Quella di Erdogan non è stata l’unica voce a sottolineare la «preoccupazione» turca. Anzi, ancora più secco è stato il ministro degli Esteri Ahmet Davutoglu. «Ci aspettiamo - ha detto all’emittente Ntv - che la Cina riporti ordine, giustizia e trasparenza e che si adoperi per migliorare le condizioni umanitarie e relative ai diritti civili. Diamo grande importanza all’alleanza con la Cina e consideriamo la comunità uigura come un ponte essenziale per questa fratellanza».

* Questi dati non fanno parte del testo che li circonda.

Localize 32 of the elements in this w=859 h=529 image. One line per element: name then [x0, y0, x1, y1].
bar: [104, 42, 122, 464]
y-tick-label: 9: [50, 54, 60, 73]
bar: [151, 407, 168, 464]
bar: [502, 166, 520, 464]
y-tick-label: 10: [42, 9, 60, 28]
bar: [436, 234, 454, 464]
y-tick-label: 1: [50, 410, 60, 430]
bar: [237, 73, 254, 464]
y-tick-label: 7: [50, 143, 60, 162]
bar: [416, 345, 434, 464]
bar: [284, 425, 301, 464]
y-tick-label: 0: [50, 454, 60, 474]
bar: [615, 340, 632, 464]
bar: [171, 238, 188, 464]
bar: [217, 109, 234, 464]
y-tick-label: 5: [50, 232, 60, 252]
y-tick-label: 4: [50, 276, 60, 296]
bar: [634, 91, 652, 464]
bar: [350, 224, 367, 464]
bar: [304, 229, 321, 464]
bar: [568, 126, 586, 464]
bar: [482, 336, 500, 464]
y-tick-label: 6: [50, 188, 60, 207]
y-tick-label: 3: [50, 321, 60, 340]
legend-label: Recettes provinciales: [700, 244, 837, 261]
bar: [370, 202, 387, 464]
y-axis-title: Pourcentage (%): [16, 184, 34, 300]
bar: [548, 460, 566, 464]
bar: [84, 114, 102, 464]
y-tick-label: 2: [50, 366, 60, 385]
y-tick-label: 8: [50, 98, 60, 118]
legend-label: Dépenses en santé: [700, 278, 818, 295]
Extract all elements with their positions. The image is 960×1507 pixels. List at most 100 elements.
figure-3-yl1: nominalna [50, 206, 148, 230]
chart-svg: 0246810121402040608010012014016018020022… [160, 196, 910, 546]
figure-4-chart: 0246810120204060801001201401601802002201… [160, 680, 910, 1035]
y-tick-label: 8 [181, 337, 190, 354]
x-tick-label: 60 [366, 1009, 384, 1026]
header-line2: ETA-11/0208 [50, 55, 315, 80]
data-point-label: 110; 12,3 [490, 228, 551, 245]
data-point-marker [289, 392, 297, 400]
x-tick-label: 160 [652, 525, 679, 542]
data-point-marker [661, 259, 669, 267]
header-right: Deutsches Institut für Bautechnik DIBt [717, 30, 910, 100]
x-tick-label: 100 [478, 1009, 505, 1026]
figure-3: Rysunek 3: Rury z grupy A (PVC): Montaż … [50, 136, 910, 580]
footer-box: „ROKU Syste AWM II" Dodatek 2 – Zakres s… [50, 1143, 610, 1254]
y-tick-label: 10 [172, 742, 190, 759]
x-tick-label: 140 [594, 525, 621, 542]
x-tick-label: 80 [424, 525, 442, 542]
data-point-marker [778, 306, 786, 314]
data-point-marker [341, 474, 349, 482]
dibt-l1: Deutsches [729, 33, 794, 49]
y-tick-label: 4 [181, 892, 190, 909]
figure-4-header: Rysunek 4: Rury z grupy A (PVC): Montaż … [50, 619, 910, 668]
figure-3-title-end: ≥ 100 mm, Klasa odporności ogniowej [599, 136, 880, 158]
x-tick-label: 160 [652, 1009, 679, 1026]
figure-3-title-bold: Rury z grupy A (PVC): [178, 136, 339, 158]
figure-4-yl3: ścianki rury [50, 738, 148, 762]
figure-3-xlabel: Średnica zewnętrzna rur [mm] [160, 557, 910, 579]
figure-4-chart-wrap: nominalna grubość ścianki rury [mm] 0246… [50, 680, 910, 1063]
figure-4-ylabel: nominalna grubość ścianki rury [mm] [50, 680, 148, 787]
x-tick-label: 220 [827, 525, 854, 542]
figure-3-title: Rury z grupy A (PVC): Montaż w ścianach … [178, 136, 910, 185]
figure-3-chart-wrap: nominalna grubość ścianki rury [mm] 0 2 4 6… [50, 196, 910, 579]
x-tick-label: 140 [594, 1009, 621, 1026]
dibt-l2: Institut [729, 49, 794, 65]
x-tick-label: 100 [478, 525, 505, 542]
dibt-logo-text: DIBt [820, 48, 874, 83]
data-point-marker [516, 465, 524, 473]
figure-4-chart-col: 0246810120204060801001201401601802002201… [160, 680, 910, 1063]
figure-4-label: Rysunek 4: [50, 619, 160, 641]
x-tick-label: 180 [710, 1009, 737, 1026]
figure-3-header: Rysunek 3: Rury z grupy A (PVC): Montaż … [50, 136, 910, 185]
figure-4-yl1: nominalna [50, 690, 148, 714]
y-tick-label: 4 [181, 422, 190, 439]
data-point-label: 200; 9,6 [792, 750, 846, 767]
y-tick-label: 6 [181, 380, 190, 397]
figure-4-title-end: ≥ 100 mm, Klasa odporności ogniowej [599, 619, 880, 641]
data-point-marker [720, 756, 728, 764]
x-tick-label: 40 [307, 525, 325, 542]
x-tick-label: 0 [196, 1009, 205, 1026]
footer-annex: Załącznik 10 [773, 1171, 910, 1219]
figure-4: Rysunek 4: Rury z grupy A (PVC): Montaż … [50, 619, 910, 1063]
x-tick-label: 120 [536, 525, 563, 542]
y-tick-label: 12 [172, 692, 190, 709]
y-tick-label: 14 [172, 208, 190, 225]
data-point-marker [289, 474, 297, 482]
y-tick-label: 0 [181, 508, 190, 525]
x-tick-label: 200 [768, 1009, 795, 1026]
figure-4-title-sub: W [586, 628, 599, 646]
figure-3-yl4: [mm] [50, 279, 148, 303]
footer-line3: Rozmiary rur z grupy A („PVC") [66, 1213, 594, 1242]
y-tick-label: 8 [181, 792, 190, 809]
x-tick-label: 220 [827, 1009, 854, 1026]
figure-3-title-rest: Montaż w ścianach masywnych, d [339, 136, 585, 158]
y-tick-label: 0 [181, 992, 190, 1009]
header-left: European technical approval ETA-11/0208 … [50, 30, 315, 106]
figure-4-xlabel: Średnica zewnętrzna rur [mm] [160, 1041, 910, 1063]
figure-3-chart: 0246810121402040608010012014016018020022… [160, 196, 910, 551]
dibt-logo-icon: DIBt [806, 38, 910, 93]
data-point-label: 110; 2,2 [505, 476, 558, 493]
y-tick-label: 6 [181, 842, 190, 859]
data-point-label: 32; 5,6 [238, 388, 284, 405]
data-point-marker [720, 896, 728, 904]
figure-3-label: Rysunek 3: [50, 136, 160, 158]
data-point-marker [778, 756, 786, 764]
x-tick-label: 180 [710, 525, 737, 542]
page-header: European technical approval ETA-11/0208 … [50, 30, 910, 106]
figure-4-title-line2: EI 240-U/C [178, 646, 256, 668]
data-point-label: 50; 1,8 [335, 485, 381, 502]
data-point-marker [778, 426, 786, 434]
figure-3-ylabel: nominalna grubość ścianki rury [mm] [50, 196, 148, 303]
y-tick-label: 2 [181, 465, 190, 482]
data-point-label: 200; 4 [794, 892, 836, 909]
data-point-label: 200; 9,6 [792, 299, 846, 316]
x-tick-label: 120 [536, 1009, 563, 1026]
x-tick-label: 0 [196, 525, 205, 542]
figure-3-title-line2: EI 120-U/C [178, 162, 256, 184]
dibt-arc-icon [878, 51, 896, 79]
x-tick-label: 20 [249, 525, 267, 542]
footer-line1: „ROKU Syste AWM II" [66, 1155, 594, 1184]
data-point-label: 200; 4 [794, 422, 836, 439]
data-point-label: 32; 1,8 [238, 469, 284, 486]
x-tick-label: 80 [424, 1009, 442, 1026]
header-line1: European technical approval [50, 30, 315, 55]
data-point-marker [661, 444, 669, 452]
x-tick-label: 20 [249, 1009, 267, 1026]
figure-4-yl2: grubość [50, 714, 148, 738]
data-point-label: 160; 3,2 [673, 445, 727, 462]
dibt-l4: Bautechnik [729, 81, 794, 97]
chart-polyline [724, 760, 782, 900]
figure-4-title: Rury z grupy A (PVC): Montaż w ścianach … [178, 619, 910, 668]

La questione uigura ha compattato, per una volta, il Parlamento turco tutto da parte del governo. Il segretario del Partito nazionalista (Mhp), Devlet Bahceli, ha parlato di massacro e attacchi diretti contro i fratelli turchi, sostenendo che gli scontri sono arrivati pochi giorni dopo la visita del presidente Gul e che quindi si tratta di un chiaro gesto contro il Paese della Mezzaluna. Il parlamentare dell’Akp del premier Erdogan, il partito per la Giustizia e lo sviluppo, Seracettin Karayagiz, ha abbandonato l’associazione parlamentare per l’amicizia Turchia-Cina perché quello che sta succedendo nello Xinjiang «è disumano».
Non mancano le manifestazioni di protesta. Gruppi di ultranazionalisti hanno marciato contro il consolato cinese di Istanbul e sono già stati proposti i primi boicottaggi dei prodotti made in China. Ieri mattina centinaia di manifestanti si sono riuniti intorno all’ambasciata di Ankara. La Musiad, l’Associazione industriali legata agli ambienti islamici, ha chiesto persino di interrompere qualsiasi forma di business con la Cina.
Conferma di solidarietà politica e diplomatica alla Cina arriva invece dal ministro russo degli Esteri che ieri ha condannato i ribelli per «l’uso di slogan separatisti e la provocazione di intolleranza etnica».

Per essere ancora più chiaro Lavrov aggiunge: «Ribadiamo che la Russia vede lo Xinjiang come una parte inalienabile della Repubblica popolare cinese e considera gli episodi di questi giorni un puro affare interno della Cina».